简体   繁体   English

带掩码索引的numpy数组上的向量求和运算

[英]Vectorized sum operation on a numpy array with masked indices

I'm trying to do a vectorized sum operation using a numpy array of masked indices. 我正在尝试使用masked索引的numpy数组进行vectorized sum运算。

So for example, without a mask: 因此,例如,没有面具:

import numpy as np

# data to be used in a vectorized sum operation
data = np.array([[1,0,0,0,0,0],
                 [0,1,0,0,0,0],
                 [0,0,1,0,0,0]])

# data indices i wish to sum together
idx = np.array([[0,1,2],   # sum data rows 0,1 and 2
                [2,1,1]])  # sum data rows 2,1 and 1

# without a mask this is straighforward
print np.sum(data[idx],axis=1)
#[[1 1 1 0 0 0]
# [0 2 1 0 0 0]]

Now with a mask, I can't figure out how to do it without looping over the masked index array: 现在有了一个遮罩,我不知道如何在不遍历遮罩索引数组的情况下做到这一点:

# introduce a mask
mask = np.array([[True,  True, True],  # sum data rows 0,1 and 2
                 [False, True, True]]) # sum data rows 1 and 1 (masking out idx[1,0])

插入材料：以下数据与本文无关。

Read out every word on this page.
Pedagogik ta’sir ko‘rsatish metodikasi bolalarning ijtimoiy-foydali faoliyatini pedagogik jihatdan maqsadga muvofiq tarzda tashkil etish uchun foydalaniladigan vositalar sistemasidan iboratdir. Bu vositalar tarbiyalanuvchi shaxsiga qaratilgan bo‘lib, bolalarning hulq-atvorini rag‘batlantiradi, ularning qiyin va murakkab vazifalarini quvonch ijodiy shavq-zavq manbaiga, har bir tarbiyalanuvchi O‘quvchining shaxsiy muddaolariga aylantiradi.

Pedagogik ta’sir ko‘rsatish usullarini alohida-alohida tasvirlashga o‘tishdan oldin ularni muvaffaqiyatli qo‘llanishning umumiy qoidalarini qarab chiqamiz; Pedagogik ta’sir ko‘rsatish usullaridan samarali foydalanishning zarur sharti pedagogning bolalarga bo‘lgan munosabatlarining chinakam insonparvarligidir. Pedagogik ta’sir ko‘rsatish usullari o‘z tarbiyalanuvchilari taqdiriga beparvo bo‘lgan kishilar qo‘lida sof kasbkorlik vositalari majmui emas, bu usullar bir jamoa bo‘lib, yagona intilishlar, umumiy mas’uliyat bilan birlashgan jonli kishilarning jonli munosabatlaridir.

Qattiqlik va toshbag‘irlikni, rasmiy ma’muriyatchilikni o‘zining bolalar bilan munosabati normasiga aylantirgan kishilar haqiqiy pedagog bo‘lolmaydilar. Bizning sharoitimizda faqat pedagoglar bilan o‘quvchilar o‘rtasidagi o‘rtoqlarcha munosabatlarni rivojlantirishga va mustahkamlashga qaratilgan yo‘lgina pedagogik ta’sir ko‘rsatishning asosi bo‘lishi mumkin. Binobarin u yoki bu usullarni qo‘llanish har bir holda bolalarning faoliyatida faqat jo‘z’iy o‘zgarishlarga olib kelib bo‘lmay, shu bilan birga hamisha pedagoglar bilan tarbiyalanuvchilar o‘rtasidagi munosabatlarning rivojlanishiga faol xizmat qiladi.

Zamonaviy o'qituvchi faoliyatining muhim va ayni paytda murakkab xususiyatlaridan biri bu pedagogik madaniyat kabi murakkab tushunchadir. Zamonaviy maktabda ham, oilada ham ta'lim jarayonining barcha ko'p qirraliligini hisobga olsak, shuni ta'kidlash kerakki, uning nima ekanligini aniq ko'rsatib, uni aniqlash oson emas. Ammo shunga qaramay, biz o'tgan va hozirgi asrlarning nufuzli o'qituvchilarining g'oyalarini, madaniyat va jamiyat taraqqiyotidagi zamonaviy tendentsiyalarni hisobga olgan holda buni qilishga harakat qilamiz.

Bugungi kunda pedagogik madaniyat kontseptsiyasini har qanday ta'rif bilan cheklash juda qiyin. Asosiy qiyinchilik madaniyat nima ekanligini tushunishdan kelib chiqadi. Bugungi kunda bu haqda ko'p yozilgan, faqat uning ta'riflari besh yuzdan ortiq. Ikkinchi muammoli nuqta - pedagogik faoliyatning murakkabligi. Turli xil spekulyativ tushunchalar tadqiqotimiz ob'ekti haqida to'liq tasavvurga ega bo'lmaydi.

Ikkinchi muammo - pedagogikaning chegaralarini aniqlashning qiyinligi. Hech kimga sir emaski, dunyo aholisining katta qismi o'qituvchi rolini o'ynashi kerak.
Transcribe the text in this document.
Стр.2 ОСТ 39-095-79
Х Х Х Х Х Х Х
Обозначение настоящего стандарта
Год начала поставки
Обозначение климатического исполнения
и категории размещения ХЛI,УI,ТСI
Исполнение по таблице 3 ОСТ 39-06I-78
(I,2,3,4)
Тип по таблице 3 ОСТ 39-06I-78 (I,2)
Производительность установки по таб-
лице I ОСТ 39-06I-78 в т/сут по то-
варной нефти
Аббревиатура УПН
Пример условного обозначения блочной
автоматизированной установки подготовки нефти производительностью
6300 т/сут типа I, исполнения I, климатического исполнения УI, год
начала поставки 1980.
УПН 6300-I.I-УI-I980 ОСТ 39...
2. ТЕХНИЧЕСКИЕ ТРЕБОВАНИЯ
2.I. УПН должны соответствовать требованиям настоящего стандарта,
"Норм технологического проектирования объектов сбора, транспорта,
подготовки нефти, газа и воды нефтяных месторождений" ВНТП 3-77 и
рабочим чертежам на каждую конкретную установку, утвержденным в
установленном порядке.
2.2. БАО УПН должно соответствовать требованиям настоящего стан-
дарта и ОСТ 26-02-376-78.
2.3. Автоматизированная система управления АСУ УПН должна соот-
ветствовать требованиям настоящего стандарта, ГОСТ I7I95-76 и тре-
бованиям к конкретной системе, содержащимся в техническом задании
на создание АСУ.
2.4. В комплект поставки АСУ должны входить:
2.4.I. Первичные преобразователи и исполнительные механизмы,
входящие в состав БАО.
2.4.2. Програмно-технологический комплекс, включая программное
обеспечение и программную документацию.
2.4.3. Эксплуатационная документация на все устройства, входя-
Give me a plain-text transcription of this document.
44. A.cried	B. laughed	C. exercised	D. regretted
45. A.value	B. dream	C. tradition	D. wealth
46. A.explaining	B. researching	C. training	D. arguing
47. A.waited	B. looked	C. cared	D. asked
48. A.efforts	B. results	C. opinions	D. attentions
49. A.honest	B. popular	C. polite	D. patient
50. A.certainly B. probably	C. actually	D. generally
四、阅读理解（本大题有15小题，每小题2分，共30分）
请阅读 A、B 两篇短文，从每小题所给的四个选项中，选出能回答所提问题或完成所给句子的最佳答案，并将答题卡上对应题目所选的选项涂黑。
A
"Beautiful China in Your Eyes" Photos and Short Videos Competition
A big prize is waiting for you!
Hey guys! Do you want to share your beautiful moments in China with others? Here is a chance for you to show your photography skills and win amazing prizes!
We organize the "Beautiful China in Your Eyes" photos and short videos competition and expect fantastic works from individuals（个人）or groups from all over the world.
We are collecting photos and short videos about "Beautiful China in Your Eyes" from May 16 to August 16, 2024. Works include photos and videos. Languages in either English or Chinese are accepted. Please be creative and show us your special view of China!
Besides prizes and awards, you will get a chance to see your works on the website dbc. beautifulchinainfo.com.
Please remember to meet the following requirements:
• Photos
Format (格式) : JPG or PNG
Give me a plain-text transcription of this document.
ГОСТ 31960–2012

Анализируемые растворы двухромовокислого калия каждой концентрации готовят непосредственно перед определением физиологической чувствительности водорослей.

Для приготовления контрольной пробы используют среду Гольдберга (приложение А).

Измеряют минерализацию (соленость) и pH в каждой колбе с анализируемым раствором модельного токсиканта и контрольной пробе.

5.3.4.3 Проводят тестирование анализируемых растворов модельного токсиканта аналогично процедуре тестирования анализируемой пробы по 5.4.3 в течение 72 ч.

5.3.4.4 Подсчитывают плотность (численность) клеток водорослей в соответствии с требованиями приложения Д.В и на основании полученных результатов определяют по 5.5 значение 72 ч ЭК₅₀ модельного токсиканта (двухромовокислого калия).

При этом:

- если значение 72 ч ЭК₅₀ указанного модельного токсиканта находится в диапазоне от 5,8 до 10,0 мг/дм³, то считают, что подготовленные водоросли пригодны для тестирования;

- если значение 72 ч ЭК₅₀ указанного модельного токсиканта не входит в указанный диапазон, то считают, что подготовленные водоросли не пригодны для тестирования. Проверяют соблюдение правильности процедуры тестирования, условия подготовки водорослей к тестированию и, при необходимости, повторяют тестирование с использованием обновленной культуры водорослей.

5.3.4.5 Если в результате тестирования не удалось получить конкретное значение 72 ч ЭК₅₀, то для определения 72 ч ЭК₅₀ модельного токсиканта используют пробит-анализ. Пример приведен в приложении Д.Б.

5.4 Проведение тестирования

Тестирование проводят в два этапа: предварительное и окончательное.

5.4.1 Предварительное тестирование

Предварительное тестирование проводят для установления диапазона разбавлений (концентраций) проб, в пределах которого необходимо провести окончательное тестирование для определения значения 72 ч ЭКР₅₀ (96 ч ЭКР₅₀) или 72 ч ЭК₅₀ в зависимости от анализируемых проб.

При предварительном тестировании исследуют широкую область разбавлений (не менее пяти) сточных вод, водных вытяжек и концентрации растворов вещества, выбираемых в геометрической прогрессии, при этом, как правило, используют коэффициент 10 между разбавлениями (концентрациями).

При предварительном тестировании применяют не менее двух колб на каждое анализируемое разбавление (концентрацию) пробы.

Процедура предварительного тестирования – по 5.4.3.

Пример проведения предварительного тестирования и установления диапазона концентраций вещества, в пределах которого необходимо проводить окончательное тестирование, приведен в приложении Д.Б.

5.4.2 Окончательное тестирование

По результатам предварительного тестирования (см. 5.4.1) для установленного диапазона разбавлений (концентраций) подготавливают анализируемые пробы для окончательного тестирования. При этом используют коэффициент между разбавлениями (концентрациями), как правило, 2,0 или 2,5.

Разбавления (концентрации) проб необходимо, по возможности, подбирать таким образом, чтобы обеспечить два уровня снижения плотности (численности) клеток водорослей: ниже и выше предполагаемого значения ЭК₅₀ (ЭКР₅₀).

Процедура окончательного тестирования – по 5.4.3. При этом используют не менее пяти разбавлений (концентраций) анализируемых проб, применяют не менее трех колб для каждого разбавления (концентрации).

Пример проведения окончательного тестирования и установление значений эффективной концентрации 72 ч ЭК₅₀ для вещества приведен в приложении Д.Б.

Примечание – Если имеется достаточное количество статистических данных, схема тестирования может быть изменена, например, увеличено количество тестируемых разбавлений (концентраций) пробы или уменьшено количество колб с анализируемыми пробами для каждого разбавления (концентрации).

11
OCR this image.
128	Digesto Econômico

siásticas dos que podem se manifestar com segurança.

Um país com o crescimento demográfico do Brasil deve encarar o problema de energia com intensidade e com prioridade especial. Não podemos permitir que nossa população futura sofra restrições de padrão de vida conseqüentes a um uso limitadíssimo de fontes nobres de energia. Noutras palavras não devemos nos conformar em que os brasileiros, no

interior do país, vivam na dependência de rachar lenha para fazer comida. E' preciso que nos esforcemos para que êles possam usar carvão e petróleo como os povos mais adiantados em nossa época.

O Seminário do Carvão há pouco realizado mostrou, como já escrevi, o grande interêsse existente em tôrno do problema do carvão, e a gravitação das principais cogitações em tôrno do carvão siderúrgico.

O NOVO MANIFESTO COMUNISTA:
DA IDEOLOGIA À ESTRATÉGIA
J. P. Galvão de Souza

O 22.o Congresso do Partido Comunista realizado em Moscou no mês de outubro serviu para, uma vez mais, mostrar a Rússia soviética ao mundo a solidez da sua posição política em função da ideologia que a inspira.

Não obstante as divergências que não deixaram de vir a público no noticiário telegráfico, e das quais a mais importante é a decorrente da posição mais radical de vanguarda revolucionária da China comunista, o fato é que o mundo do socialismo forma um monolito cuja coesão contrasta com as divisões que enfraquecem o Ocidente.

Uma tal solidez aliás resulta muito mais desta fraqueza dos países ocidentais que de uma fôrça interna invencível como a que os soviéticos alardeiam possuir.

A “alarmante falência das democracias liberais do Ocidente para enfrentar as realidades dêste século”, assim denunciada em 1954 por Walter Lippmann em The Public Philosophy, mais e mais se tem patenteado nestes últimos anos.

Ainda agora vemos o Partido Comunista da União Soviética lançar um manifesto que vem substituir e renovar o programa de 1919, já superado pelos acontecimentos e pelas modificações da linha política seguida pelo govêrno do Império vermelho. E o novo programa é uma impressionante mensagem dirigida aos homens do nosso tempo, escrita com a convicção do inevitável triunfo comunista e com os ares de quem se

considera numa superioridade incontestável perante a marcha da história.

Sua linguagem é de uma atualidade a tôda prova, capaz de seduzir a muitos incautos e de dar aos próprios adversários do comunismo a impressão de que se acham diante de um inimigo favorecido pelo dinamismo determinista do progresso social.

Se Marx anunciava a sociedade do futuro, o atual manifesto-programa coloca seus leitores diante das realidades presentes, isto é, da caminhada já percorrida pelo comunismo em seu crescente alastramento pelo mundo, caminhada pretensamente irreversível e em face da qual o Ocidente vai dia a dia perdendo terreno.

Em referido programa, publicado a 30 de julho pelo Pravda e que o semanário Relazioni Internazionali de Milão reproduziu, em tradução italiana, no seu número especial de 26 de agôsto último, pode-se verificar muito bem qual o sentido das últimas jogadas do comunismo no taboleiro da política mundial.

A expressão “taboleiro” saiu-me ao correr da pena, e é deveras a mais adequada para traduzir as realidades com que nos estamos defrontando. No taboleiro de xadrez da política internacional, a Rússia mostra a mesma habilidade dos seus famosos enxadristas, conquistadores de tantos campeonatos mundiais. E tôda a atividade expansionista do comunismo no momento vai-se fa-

summed = np.zeros((idx.shape[0],data.shape[1]),dtype='int')
for i in xrange(idx.shape[0]):
    summed[i] =  np.sum(data[idx[i][mask[i]]],axis=0)
print summed
#[[1 1 1 0 0 0]
 #[0 2 0 0 0 0]]

QUESTION

Is there a proper way to this type of operation without a loop? 有没有适当的方法可以进行这种没有循环的操作?

You can solve it with np.einsum - 您可以使用np.einsum解决-

v = data[idx]
summed = np.einsum('ijk,ij->ik', v, mask)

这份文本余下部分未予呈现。